Auf Warnsignale achten:
Auch bei Long Covid gilt – wie bei allen anderen Erkrankungen – darauf zu achten, dass die Mitarbeitenden nicht zu viel arbeiten. Sie haben eine Fürsorgepflicht gegenüber Ihrem Mitarbeitenden und sollten daher auch ein Auge auf seine Belastungsgrenze haben: Ist er müde, weniger motiviert, sinkt sein Leistungsniveau oder bringt er sich weniger als üblich ins Team ein? Dann sprechen Sie dies an! Hier sollte präventiv agiert werden. Auch über Unverständnis gegenüber dem Betroffenen oder der Symptome innerhalb der Belegschaft muss offen gesprochen werden.
Unterstützung suchen:
Holen Sie beispielsweise auch die Betriebsärztin oder den Betriebsarzt mit ins Boot oder nutzen Sie einen externen arbeitsmedizinischen Dienst. Sie haben ein eigenes Betriebliches Eingliederungsmanagement? Dann ziehen Sie auch diese Personen frühzeitig hinzu. Das Gleiche gilt für die Schwerbehindertenvertretung, den Personal- oder Betriebsrat. Zudem gibt es Fördermöglichkeiten für die berufliche Teilhabe von Long-Covid-betroffenen Mitarbeitenden. Informieren Sie sich!

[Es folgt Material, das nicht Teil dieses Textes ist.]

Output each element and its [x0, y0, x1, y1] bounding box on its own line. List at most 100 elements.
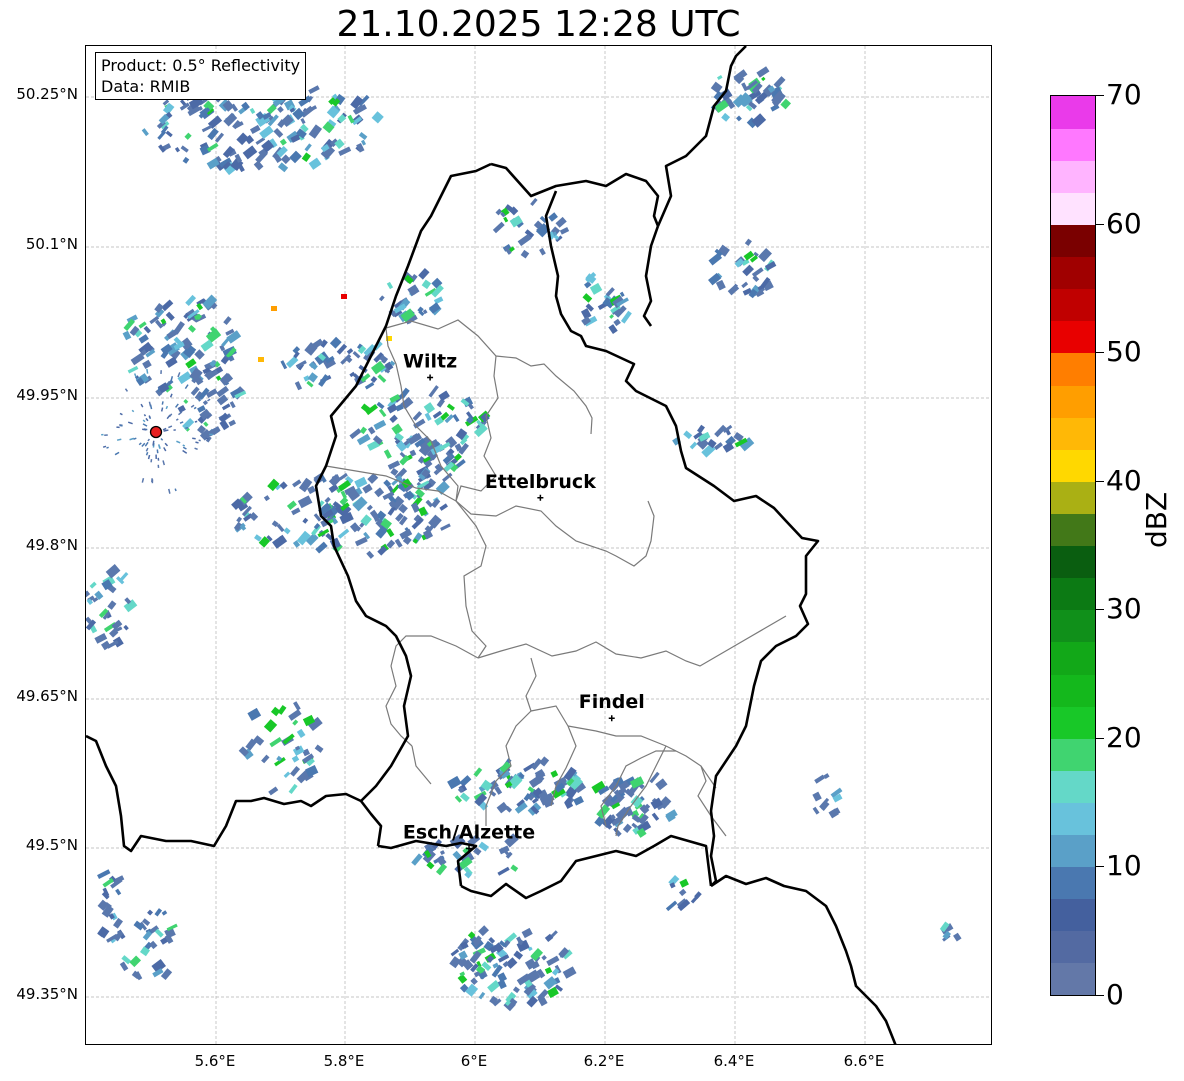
radar-echo — [736, 115, 742, 122]
radar-echo — [203, 421, 209, 427]
radar-echo — [744, 238, 752, 246]
colorbar-tick — [1096, 223, 1104, 225]
radar-echo — [124, 388, 129, 392]
radar-echo — [459, 775, 472, 787]
colorbar-tick-label: 0 — [1106, 978, 1124, 1011]
radar-echo — [555, 216, 567, 228]
colorbar-segment — [1051, 609, 1095, 643]
radar-echo — [133, 920, 145, 931]
radar-echo — [271, 306, 277, 311]
radar-echo — [242, 145, 258, 160]
city-plus-icon — [608, 715, 615, 722]
radar-echo — [308, 85, 320, 95]
radar-echo — [478, 925, 489, 937]
radar-site-marker[interactable] — [149, 425, 163, 439]
radar-echo — [147, 454, 151, 460]
radar-echo — [582, 293, 593, 303]
radar-echo — [377, 374, 387, 383]
radar-echo — [371, 111, 384, 124]
lat-label: 50.25°N — [16, 85, 78, 103]
radar-echo — [425, 499, 434, 508]
radar-echo — [289, 150, 302, 164]
radar-echo — [164, 442, 169, 447]
radar-echo — [89, 581, 97, 589]
city-marker[interactable]: Esch/Alzette — [403, 822, 535, 852]
radar-echo — [194, 420, 198, 423]
radar-echo — [155, 454, 157, 459]
radar-echo — [170, 376, 174, 381]
radar-echo — [651, 812, 660, 821]
radar-echo — [361, 139, 367, 146]
radar-echo — [157, 464, 160, 469]
radar-echo — [679, 878, 689, 888]
radar-echo — [683, 430, 693, 440]
radar-echo — [216, 394, 229, 406]
lon-label: 6°E — [460, 1052, 488, 1070]
lat-label: 49.65°N — [16, 687, 78, 705]
radar-echo — [249, 124, 261, 134]
radar-echo — [160, 370, 162, 375]
radar-echo — [180, 145, 189, 153]
radar-echo — [182, 156, 190, 164]
radar-echo — [133, 437, 137, 440]
colorbar-segment — [1051, 256, 1095, 290]
colorbar-segment — [1051, 930, 1095, 964]
city-plus-icon — [427, 374, 434, 381]
colorbar-segment — [1051, 320, 1095, 354]
colorbar-segment — [1051, 770, 1095, 803]
radar-echo — [129, 437, 135, 441]
lat-label: 49.5°N — [25, 836, 78, 854]
city-marker[interactable]: Wiltz — [403, 351, 457, 381]
radar-echo — [697, 424, 705, 434]
city-marker[interactable]: Findel — [579, 691, 645, 722]
radar-echo — [389, 414, 398, 423]
radar-echo — [352, 351, 361, 359]
radar-echo — [160, 437, 164, 441]
lat-label: 49.95°N — [16, 386, 78, 404]
city-marker[interactable]: Ettelbruck — [485, 471, 596, 501]
radar-echo — [655, 778, 668, 791]
colorbar-segment — [1051, 673, 1095, 707]
radar-echo — [269, 736, 283, 748]
radar-echo — [146, 368, 149, 374]
radar-echo — [201, 124, 213, 133]
radar-echo — [140, 403, 144, 408]
radar-echo — [218, 412, 229, 423]
radar-echo — [288, 709, 302, 721]
radar-echo — [665, 900, 678, 912]
radar-echo — [513, 950, 524, 960]
radar-echo — [478, 991, 486, 1000]
colorbar — [1050, 95, 1096, 996]
radar-echo — [142, 423, 148, 427]
radar-site-icon — [149, 425, 163, 439]
radar-echo — [439, 503, 448, 511]
radar-echo — [510, 864, 519, 872]
radar-echo — [294, 381, 303, 391]
radar-echo — [378, 295, 385, 302]
radar-echo — [421, 279, 432, 290]
radar-echo — [184, 384, 189, 390]
colorbar-label: dBZ — [1140, 491, 1173, 548]
colorbar-tick-label: 70 — [1106, 78, 1142, 111]
radar-echo — [548, 212, 558, 222]
radar-echo — [157, 387, 160, 392]
radar-echo — [378, 408, 387, 418]
product-info-box: Product: 0.5° Reflectivity Data: RMIB — [95, 52, 307, 100]
radar-echo — [487, 979, 501, 993]
radar-echo — [613, 318, 621, 327]
radar-map[interactable]: Wiltz Ettelbruck Findel Esch/Alzette — [85, 45, 992, 1045]
lat-label: 49.8°N — [25, 536, 78, 554]
radar-echo — [541, 954, 547, 961]
radar-echo — [174, 403, 179, 408]
radar-echo — [374, 487, 385, 498]
colorbar-segment — [1051, 481, 1095, 514]
lon-label: 5.6°E — [194, 1052, 236, 1070]
radar-echo — [149, 404, 153, 410]
radar-echo — [114, 451, 120, 456]
radar-echo — [279, 481, 288, 490]
colorbar-segment — [1051, 192, 1095, 226]
radar-echo — [221, 403, 231, 411]
radar-echo — [761, 76, 766, 82]
colorbar-tick-label: 50 — [1106, 335, 1142, 369]
radar-echo — [144, 441, 149, 447]
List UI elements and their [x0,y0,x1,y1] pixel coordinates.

Sie wollen mehr dazu wissen? Dann lesen Sie hier weiter: Rehadat-Leitfaden „Von wegen nur ein Schnupfen! Wie sich die berufliche Teilhabe von Menschen mit Long Covid gestalten lässt.“
Belastungsgrenzen berücksichtigen
Oft fehlt es an Verständnis für die Erkrankung. Sandra, eine an Long Covid erkrankte und in Teilzeit arbeitende Ärztin, erklärt ihre reduzierte Energie und die Belastungsintoleranz anschaulich mit der Löffeltheorie. „Du hast pro Tag acht Löffel zur Verfügung. Aufstehen, Duschen und Essen machen kosten zwei Löffel, Arbeiten kostet sechs Löffel. Alle Löffel sind aufgebraucht, danach muss ich mich ausruhen und liegen“. Liegen bedeute komplette Reizabschirmung, kein Handy, kein Lesen – nur Liegen mit Noise-Cancelling-Kopfhörern und Augenmaske.

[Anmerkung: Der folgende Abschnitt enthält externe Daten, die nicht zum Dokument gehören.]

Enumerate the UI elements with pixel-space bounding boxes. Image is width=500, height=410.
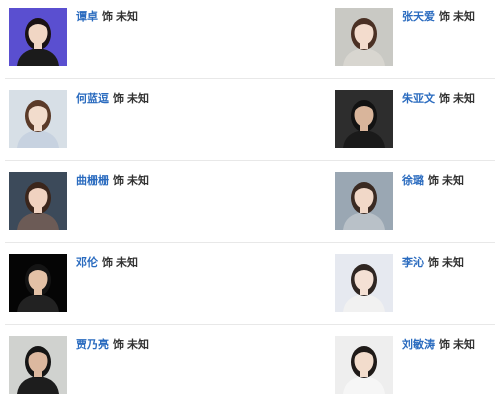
role-name: 未知 [127,92,149,105]
actor-photo[interactable] [335,8,393,66]
role-name: 未知 [453,338,475,351]
row-divider [5,78,495,79]
portrait-image [335,90,393,148]
cast-info: 李沁饰未知 [402,255,464,271]
cast-info: 谭卓饰未知 [76,9,138,25]
role-name: 未知 [442,174,464,187]
portrait-image [9,254,67,312]
portrait-image [9,90,67,148]
portrait-image [335,254,393,312]
role-prefix: 饰 [439,10,450,23]
portrait-image [9,336,67,394]
portrait-image [335,8,393,66]
actor-name-link[interactable]: 朱亚文 [402,92,435,105]
role-name: 未知 [116,10,138,23]
actor-photo[interactable] [335,254,393,312]
role-name: 未知 [127,338,149,351]
actor-photo[interactable] [9,172,67,230]
cast-entry: 张天爱饰未知 [335,0,500,82]
actor-name-link[interactable]: 曲栅栅 [76,174,109,187]
actor-name-link[interactable]: 刘敏涛 [402,338,435,351]
role-prefix: 饰 [428,256,439,269]
role-prefix: 饰 [113,92,124,105]
actor-name-link[interactable]: 何蓝逗 [76,92,109,105]
actor-photo[interactable] [9,90,67,148]
cast-row: 谭卓饰未知 张天爱饰未知 [0,0,500,82]
cast-entry: 曲栅栅饰未知 [9,164,249,246]
portrait-image [9,8,67,66]
cast-info: 曲栅栅饰未知 [76,173,149,189]
row-divider [5,324,495,325]
cast-entry: 徐璐饰未知 [335,164,500,246]
cast-entry: 李沁饰未知 [335,246,500,328]
actor-photo[interactable] [335,90,393,148]
cast-row: 何蓝逗饰未知 朱亚文饰未知 [0,82,500,164]
actor-name-link[interactable]: 谭卓 [76,10,98,23]
role-name: 未知 [442,256,464,269]
portrait-image [9,172,67,230]
cast-row: 邓伦饰未知 李沁饰未知 [0,246,500,328]
actor-photo[interactable] [9,8,67,66]
role-prefix: 饰 [113,174,124,187]
row-divider [5,242,495,243]
cast-list: 谭卓饰未知 张天爱饰未知 何蓝逗饰未知 朱亚文饰未知 曲栅栅 饰 未知 徐璐 饰… [0,0,500,400]
cast-row: 贾乃亮饰未知 刘敏涛饰未知 [0,328,500,410]
actor-name-link[interactable]: 徐璐 [402,174,424,187]
cast-info: 何蓝逗饰未知 [76,91,149,107]
cast-entry: 贾乃亮饰未知 [9,328,249,410]
role-name: 未知 [453,10,475,23]
actor-name-link[interactable]: 张天爱 [402,10,435,23]
cast-entry: 邓伦饰未知 [9,246,249,328]
cast-info: 刘敏涛饰未知 [402,337,475,353]
cast-info: 徐璐饰未知 [402,173,464,189]
role-name: 未知 [116,256,138,269]
role-name: 未知 [127,174,149,187]
actor-photo[interactable] [9,254,67,312]
role-prefix: 饰 [439,92,450,105]
role-prefix: 饰 [113,338,124,351]
cast-info: 张天爱饰未知 [402,9,475,25]
actor-name-link[interactable]: 贾乃亮 [76,338,109,351]
cast-info: 朱亚文饰未知 [402,91,475,107]
cast-entry: 朱亚文饰未知 [335,82,500,164]
row-divider [5,160,495,161]
cast-entry: 谭卓饰未知 [9,0,249,82]
cast-entry: 何蓝逗饰未知 [9,82,249,164]
role-prefix: 饰 [102,10,113,23]
actor-name-link[interactable]: 邓伦 [76,256,98,269]
actor-photo[interactable] [335,336,393,394]
role-prefix: 饰 [102,256,113,269]
cast-entry: 刘敏涛饰未知 [335,328,500,410]
actor-photo[interactable] [9,336,67,394]
cast-info: 邓伦饰未知 [76,255,138,271]
role-prefix: 饰 [439,338,450,351]
cast-info: 贾乃亮饰未知 [76,337,149,353]
role-name: 未知 [453,92,475,105]
portrait-image [335,336,393,394]
actor-photo[interactable] [335,172,393,230]
cast-row: 曲栅栅饰未知 徐璐饰未知 [0,164,500,246]
role-prefix: 饰 [428,174,439,187]
actor-name-link[interactable]: 李沁 [402,256,424,269]
portrait-image [335,172,393,230]
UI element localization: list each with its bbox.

Im Crash verschlechtern sich alle Symptome – über Tage und manchmal Monate.
„Verbrauche ich mehr Löffel als ich habe, bekomme ich einen Crash“, erklärt Sandra. „Im Crash verschlechtern sich alle Symptome – über Tage und manchmal Monate“. Daher ist es wichtig, ein individuelles Energiemanagement – Pacing genannt – anzuwenden und die Symptome gut einordnen und managen zu können. Sandra hat Pacing mühsam erlernt und schafft es in der Regel, damit eine Verschlechterung der Symptome zu vermeiden und ihren Alltag an die neue Situation anzupassen. Dennoch: Auch mit Pacing steht ihr nur eine begrenzte Anzahl an Tätigkeiten innerhalb eines Tages zur Verfügung.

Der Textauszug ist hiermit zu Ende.